The First Amendment is alive and well—so long as you aren’t making death threats to a Tennessee judge and posting them onto YouTube.
Frustrated over his July 2010 contention in court for partial custody of his daughter, 38-year-old Army veteran Franklin Delano Jeffries Jr. penned “Daughter’s Love,” a song and music video that included, among other sentiments, several threats against Knox County (Tenn.) Chancellor Mike Moyers, the district judge overseeing the case.
At one point, Jeffries goes so far as to sing “Take my child and I’ll take your life.”
“I’m not kidding,” he continues. “Judge, you better listen to me. I killed a man downrange in war.

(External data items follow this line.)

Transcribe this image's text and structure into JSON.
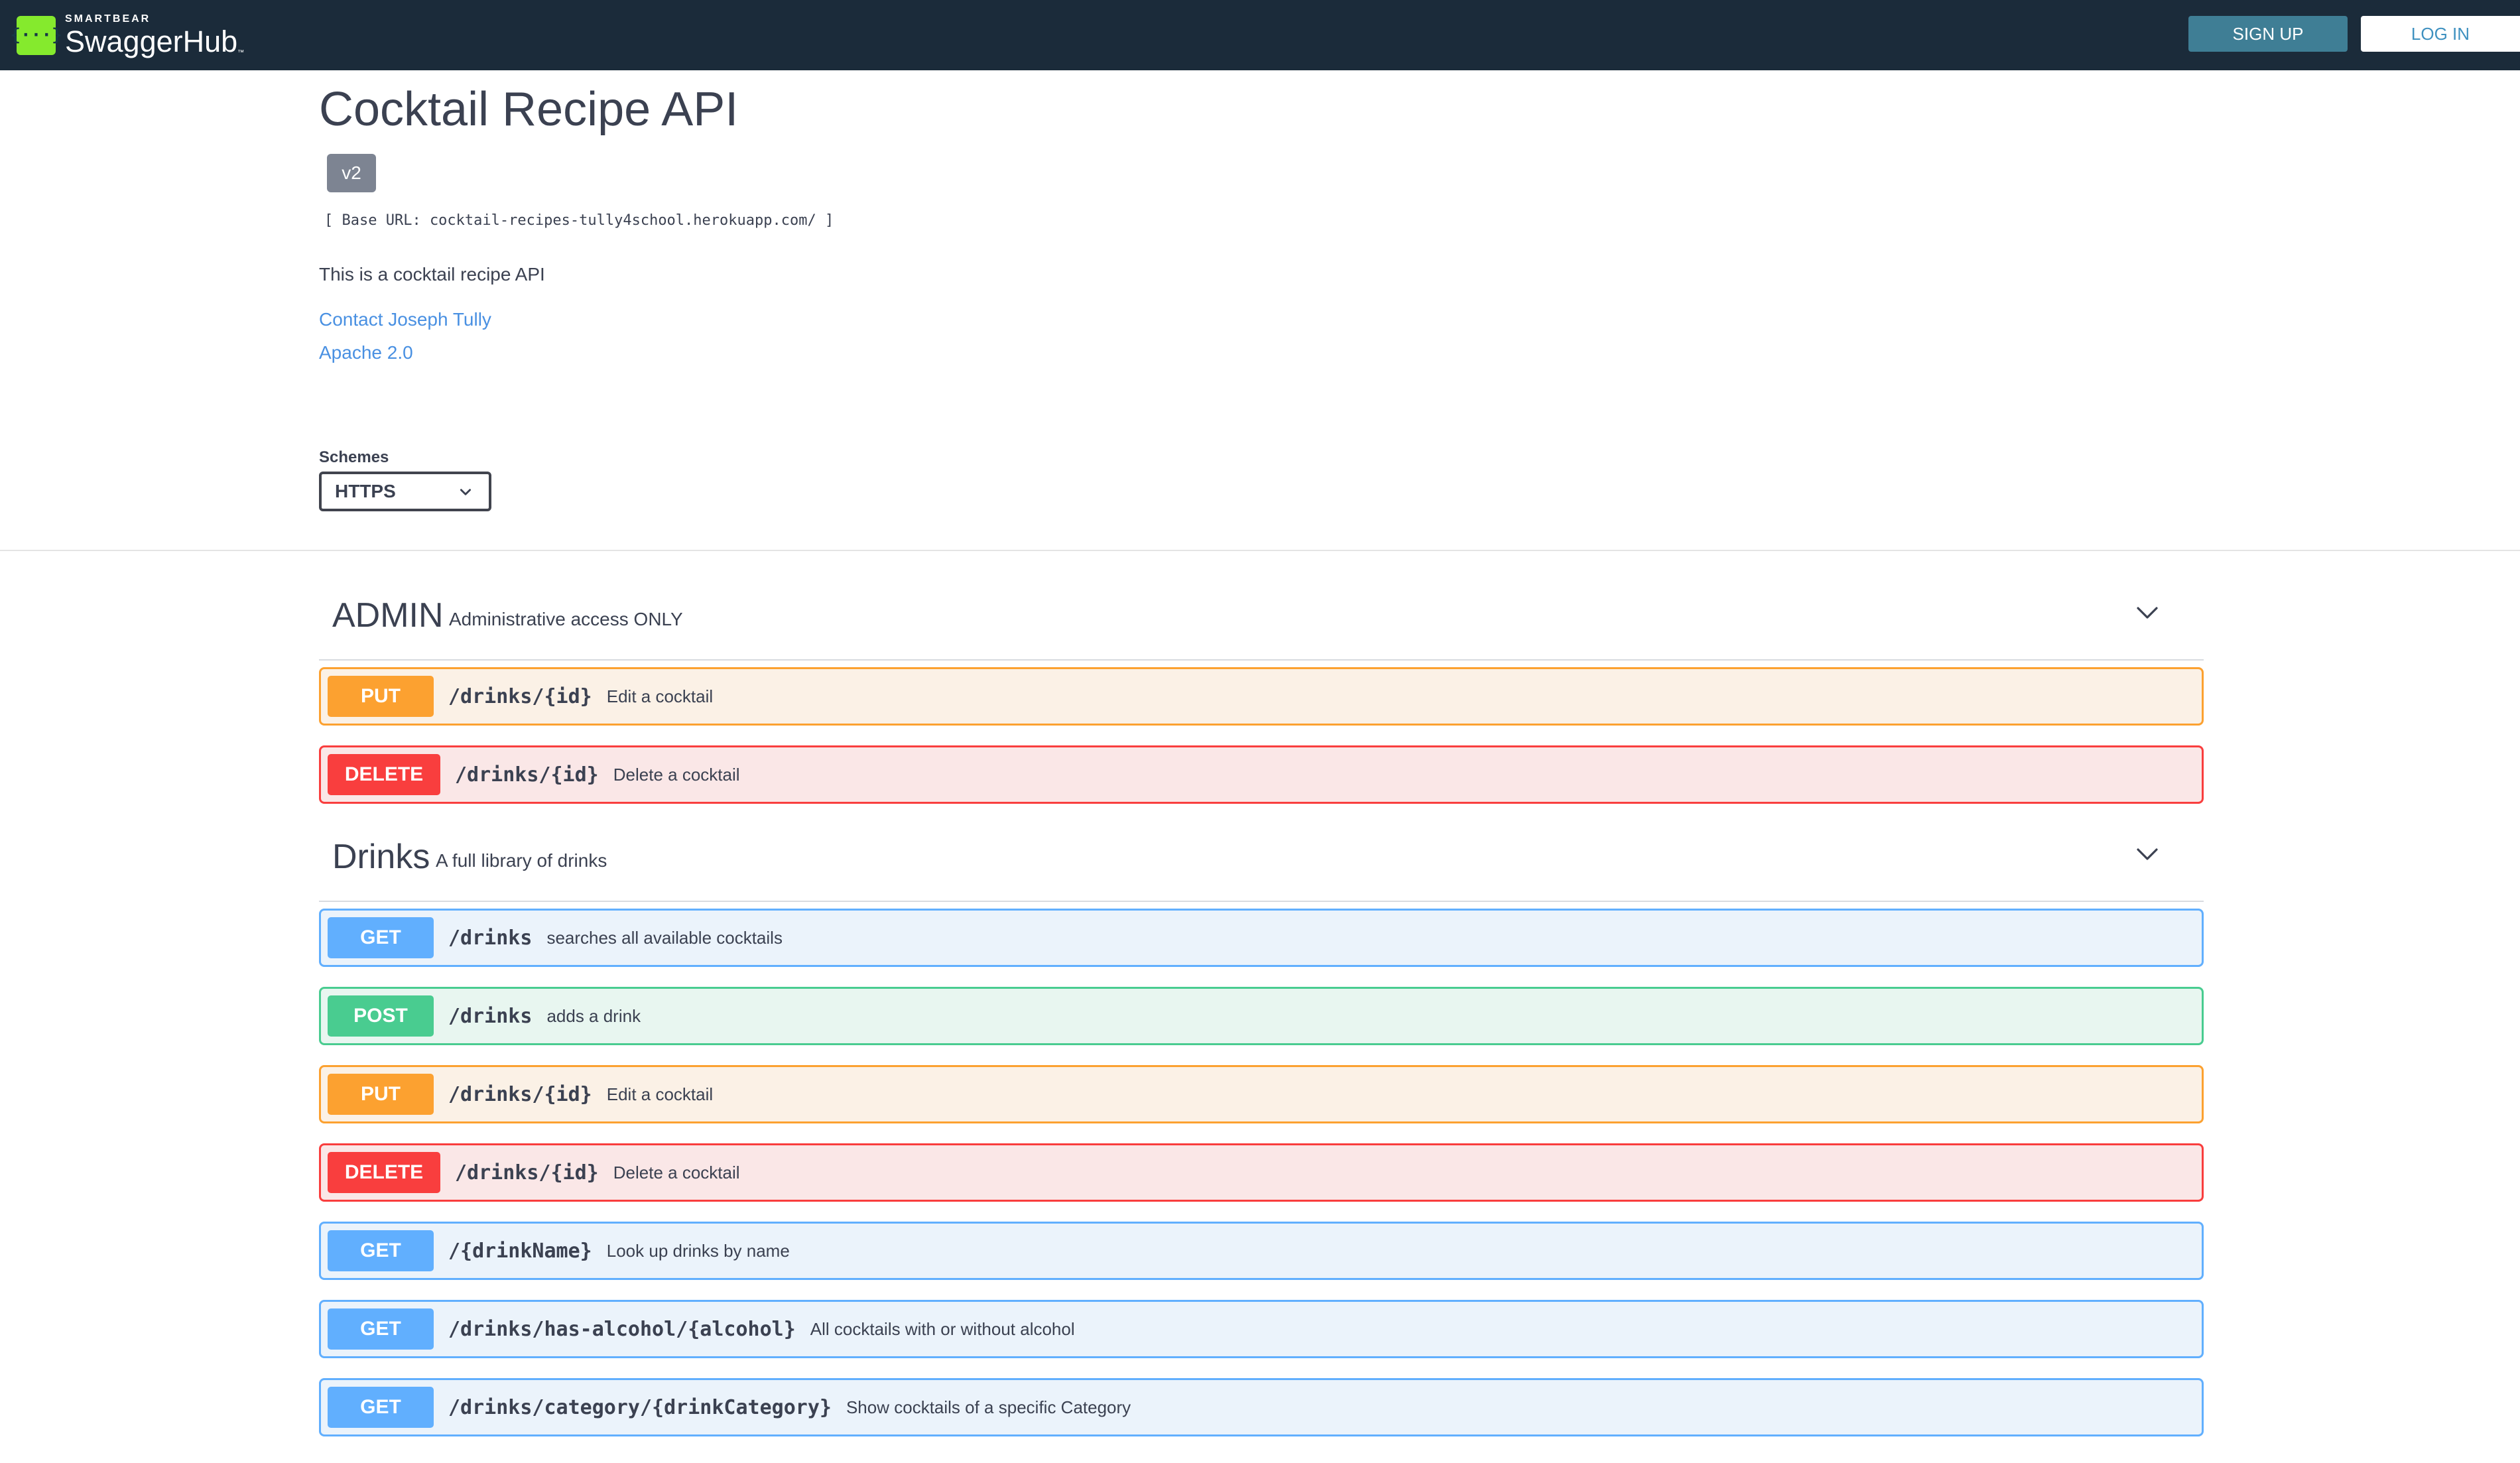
{
  "topbar": {
    "brand": "SMARTBEAR",
    "product": "SwaggerHub",
    "trademark": "™",
    "logo_icon": "swagger-braces-icon",
    "logo_glyph": "{···}",
    "signup_label": "SIGN UP",
    "login_label": "LOG IN"
  },
  "info": {
    "title": "Cocktail Recipe API",
    "version": "v2",
    "base_url": "[ Base URL: cocktail-recipes-tully4school.herokuapp.com/ ]",
    "description": "This is a cocktail recipe API",
    "contact_link": "Contact Joseph Tully",
    "license_link": "Apache 2.0"
  },
  "schemes": {
    "label": "Schemes",
    "selected": "HTTPS"
  },
  "tags": [
    {
      "name": "ADMIN",
      "description": "Administrative access ONLY",
      "operations": [
        {
          "method": "PUT",
          "path": "/drinks/{id}",
          "summary": "Edit a cocktail"
        },
        {
          "method": "DELETE",
          "path": "/drinks/{id}",
          "summary": "Delete a cocktail"
        }
      ]
    },
    {
      "name": "Drinks",
      "description": "A full library of drinks",
      "operations": [
        {
          "method": "GET",
          "path": "/drinks",
          "summary": "searches all available cocktails"
        },
        {
          "method": "POST",
          "path": "/drinks",
          "summary": "adds a drink"
        },
        {
          "method": "PUT",
          "path": "/drinks/{id}",
          "summary": "Edit a cocktail"
        },
        {
          "method": "DELETE",
          "path": "/drinks/{id}",
          "summary": "Delete a cocktail"
        },
        {
          "method": "GET",
          "path": "/{drinkName}",
          "summary": "Look up drinks by name"
        },
        {
          "method": "GET",
          "path": "/drinks/has-alcohol/{alcohol}",
          "summary": "All cocktails with or without alcohol"
        },
        {
          "method": "GET",
          "path": "/drinks/category/{drinkCategory}",
          "summary": "Show cocktails of a specific Category"
        }
      ]
    }
  ],
  "colors": {
    "topbar_bg": "#1b2b3a",
    "logo_green": "#85ea2d",
    "get": "#61affe",
    "post": "#49cc90",
    "put": "#fca130",
    "delete": "#f93e3e",
    "link": "#4990e2"
  }
}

“And you’re going to get some crazy guy like me after your ass. And I encourage other dads to go out there and put bombs in their car. Blow them up. This is children we’re talking about.”
When law enforcement came across the video—since deleted, though mirrors exist—in 2010, prosecutors originally charged Jeffries with the federal offense of communicating threats. He was promptly convicted and sentenced to 18 months in jail.
On Monday, the United States Court of Appeals for the Sixth Circuit in Cincinnati upheld the conviction.
Jeffries’ attorney Jonathan Harwell told The Wall Street Journal that he intended to keep fighting the case despite the obvious threats his client made.
“He was essentially venting his opinions and never dreamed this message would get back to the judge,” Harwell said, referring to the tenants of the First Amendment.
But Judge Jeffrey Sutton, who authored the opinion, wrote that the statute covers “‘any threat,’ making no distinction between threats delivered orally in person, by phone or in letters, emails, faxes, by video or by song, in old-fashioned ways or in the most up-to-date.
“Nor would this be the first time that an old flask was filled with new wine—that an old statute was applied to a technology nowhere to be seen when the law was enacted,” Sutton wrote.